Museum wall text
Now that there have been subsidy cuts, the business model for many museums has had to change: they need to attract more visitors, preferably ones with deep pockets. The recipe: make the museum more accessible. Digital guides, paper guides, options for before and after the museum visit and - my chosen subject - wall text. Over the next few months we'll read what the walls have to say.
Trust us, this is art
Years ago, the Rijksmuseum launched 'Art is Therapy', a project by the self-proclaimed philosopher Alain de Botton. In his opinion, texts on signs in museums are 'factual' and 'boring'. That’s not the point that I want to make. Those little signs should be factual. I want to focus on the wall texts that introduce an exhibition. Not always, but often, those texts are long, far too long, and leave little room for interpretation. A pity, because although introductory knowledge is useful to appreciate an exhibition, the final verdict is up to each individual visitor. Questions such as “What is art?” simply cannot be answered unequivocally. Is quality an intrinsic value, or is it a value that we assign to something? It is no coincidence therefore that it is precisely those museums with a collection that is not (yet) automatically labelled by everyone as unparalleled, that you will find the longest and most complicated texts. Because they are trying to say: “We want you to know that all of this is art, including that picture of a gentleman who is putting his ding-a-ling into a veggie burger. Yes, really. You see, the artist is confronting the viewer with entrenched Western ideas about identity.”
An example. Big Heads, in Nederlands Fotomuseum in Rotterdam, is a wonderfully accessible exhibition with texts that ruin everything and create distance rather than give an explanation:
Portraits like these raise questions about the supposed 'uniqueness' of our identity. From a different perspective, these portraits also question our identity and uniqueness as results of our genetic origins, education and life experiences.

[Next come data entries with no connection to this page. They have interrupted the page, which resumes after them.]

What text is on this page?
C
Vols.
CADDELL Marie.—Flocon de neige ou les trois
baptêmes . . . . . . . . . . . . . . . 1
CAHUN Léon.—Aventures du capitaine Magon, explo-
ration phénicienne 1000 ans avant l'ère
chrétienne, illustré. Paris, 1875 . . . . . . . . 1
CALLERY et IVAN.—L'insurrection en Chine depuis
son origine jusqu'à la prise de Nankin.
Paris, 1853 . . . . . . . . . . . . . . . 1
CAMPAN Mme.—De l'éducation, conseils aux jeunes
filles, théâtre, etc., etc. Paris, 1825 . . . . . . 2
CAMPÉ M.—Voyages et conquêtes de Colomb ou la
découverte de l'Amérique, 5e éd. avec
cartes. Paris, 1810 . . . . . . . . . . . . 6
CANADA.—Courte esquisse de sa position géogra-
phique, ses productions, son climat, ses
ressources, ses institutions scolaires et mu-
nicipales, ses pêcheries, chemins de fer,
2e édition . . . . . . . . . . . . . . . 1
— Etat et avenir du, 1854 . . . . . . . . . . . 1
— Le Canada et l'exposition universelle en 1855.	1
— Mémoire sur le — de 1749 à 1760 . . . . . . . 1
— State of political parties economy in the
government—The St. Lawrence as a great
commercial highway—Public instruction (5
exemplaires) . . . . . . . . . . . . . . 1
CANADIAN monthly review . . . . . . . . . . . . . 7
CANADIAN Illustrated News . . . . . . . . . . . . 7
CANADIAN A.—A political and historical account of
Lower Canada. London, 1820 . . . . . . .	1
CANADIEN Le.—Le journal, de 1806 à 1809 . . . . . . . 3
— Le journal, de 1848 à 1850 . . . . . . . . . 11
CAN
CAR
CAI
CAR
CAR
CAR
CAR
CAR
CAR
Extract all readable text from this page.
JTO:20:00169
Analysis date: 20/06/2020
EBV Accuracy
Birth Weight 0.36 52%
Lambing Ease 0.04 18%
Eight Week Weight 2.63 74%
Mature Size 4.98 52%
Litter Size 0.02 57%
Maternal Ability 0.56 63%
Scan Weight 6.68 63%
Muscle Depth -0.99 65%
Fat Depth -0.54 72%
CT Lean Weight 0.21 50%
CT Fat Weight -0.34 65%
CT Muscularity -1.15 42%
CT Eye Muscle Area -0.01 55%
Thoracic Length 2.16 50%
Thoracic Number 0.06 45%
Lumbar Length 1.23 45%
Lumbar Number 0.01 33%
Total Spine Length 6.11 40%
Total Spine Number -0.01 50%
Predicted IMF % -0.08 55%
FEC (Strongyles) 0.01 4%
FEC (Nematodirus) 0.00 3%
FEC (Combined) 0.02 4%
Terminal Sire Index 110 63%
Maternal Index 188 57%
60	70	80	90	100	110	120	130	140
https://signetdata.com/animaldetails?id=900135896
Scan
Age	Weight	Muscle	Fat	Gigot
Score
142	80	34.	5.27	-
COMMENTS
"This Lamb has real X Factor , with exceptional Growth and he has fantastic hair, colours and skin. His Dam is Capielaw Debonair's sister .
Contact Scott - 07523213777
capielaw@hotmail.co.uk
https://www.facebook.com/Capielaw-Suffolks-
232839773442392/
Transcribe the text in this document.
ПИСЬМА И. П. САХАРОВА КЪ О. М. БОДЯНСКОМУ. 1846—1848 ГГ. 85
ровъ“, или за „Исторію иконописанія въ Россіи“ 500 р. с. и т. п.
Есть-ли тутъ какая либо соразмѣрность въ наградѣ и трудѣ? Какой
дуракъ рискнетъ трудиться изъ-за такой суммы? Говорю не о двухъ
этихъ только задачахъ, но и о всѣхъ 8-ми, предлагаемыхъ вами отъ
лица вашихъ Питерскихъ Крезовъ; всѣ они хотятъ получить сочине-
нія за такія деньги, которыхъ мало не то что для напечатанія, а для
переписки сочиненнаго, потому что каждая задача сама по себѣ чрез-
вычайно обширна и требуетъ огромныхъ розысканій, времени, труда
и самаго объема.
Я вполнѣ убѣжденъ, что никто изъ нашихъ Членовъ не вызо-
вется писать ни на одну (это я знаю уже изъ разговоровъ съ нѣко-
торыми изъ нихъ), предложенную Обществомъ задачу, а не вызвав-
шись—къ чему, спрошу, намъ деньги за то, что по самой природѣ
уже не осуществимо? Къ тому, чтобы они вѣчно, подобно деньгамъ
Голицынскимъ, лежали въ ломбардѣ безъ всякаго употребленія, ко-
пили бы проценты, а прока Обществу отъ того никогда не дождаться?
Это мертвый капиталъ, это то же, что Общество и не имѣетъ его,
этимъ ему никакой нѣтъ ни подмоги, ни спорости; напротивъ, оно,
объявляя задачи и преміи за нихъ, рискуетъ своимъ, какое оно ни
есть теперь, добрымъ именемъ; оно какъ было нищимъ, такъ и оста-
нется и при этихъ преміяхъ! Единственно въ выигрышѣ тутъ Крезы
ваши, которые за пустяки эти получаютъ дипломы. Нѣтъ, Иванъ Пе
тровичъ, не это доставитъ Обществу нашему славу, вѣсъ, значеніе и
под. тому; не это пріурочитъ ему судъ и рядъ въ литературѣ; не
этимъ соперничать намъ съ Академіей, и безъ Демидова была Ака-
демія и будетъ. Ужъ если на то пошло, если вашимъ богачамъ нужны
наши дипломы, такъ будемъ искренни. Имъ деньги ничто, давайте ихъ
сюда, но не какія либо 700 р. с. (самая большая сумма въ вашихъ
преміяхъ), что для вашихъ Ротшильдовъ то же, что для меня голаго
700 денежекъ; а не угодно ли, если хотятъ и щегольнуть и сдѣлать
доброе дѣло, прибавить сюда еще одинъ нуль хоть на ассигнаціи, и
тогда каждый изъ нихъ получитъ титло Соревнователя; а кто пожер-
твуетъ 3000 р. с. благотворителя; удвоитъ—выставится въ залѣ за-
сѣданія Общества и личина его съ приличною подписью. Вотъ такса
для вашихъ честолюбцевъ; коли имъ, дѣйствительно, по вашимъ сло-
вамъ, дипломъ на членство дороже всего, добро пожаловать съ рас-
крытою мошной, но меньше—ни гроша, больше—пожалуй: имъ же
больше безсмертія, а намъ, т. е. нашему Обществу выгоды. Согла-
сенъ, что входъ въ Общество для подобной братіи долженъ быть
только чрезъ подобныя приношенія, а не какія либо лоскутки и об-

Or an example from the Kunsthal, which was displaying extravagant objects by Joana Vasconcelos. If you could have just walked past them, you would have been able to think about what they meant, about why they felt repellent or attractive. But you weren’t given the chance to do that, because right at the beginning there was this huge text. With passages like:
It is only on closer inspection that humour and irony, but also seriousness and dedication, reveal themselves. Her enlarged objects flirt with the society of spectacle, showing her emptiness and celebrating her energy at the same time.
This is the curator or the education department speaking. This is not making the art accessible for everyone, this is justifying the exhibition for the incrowd.
Easy-to-process chunks
Time for something positive: the exhibition Young Rembrandt - Rising Star in museum De Lakenhal in Leiden. This time there’s no entire tome on the wall as you enter, but there are short paragraphs that guide you through the exhibition. Visitors can choose to read the general points above the works of art, or, for those looking for detailed information, there is text under the paintings. It makes for a varied picture: some visitors stooped close to a painting, others walking by while reading from a distance. The texts are worth reading: factual and narrative. But - let’s be honest here - Rembrandt does not need any explanatory or prestige-enhancing texts.
The text will put everything right
Sometimes a museum attracts a big name that is not synonymous with art. An interesting premise, but apparently that's not enough: the big name must stand for great art. Solution: let the text put everything right. Here is an example from the Bonnefantenmuseum, where film director David Lynch exhibited as a visual artist:
[...] But his work as a visual artist is much less well known. This is strange to say the least, since Lynch himself has always stressed that he sees himself above all as a visual artist.
That’s funny. Suddenly the man we know as the director of Twin Peaks is a visual artist. And it's our own fault we didn't know, because he sees it as self-evident.
Follow us, do it for the art
Art deserves plenty of attention. Attention from museums and from visitors. The fact that exhibitions are becoming more accessible is a great thing. But imposing a judgement does not do art justice. That's why in the coming months I will discuss one exhibition at a time on the basis of wall text. Let's all copy the good examples. The art and the visitors deserve it.